Property Filtering
Properties are extracted from documents by filters implemented for specific document types. Some value-type properties are obtained by other means; for example, by the property-storage interfaces. The implementer of a custom IFilter interface can interpret the contents of a document type in any number of ways, and the descriptions here represent "best practices" for an implementation.
The IFilter interface contains several methods that Indexing Service uses when filtering a document. The methods include:
- IFilter::Init, which returns the IFILTER_FLAGS enumeration. If the IFILTER_FLAGS_OLE_PROPERTIES member of this enumeration is set to one, Indexing Service uses the IPropertySetStorage and IPropertyStorage interfaces to enumerate and access external value-type properties.
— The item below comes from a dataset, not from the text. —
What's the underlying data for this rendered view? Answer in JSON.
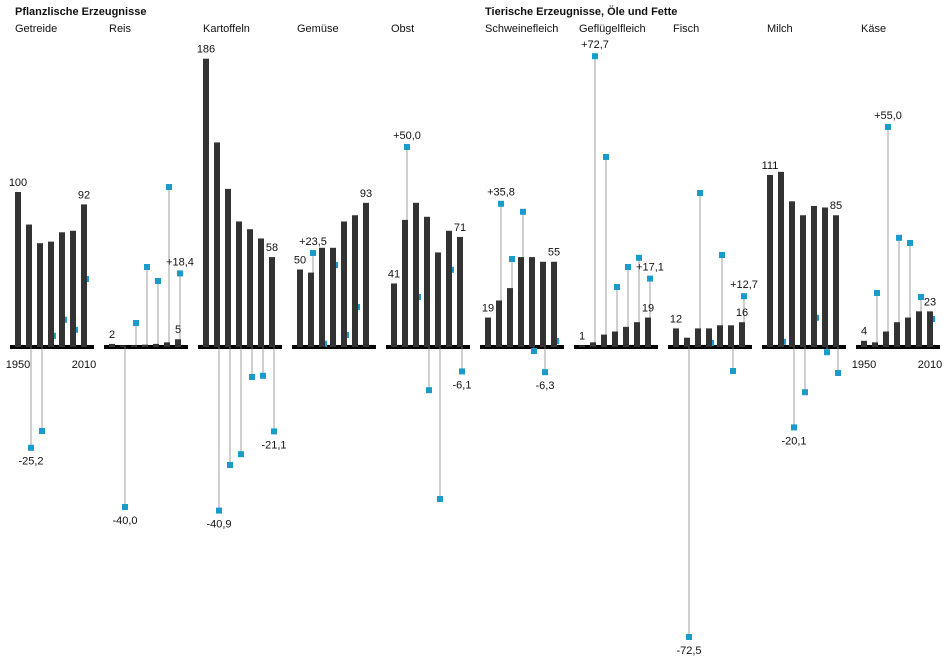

- IFilter::GetChunk, which returns information from a document in "chunks" with chunk type (text or value), name, and locale. A chunk contains one document property.
- IFilter::GetText, which gets a text-type property from a chunk.
- IFilter::GetValue, which gets a value-type property from a chunk.
The following figure graphically represents an example document. The external value-type property DocTitle (obtained using methods of the IPropertySetStorage and IPropertyStorage interfaces) and the internal value-type property Book (obtained as a result of a custom IFilter implementation) describe the document as a whole. The text-type properties Contents and Chapter describe the content of the document. When processing this document, the IFilter implementation identifies and extracts these properties.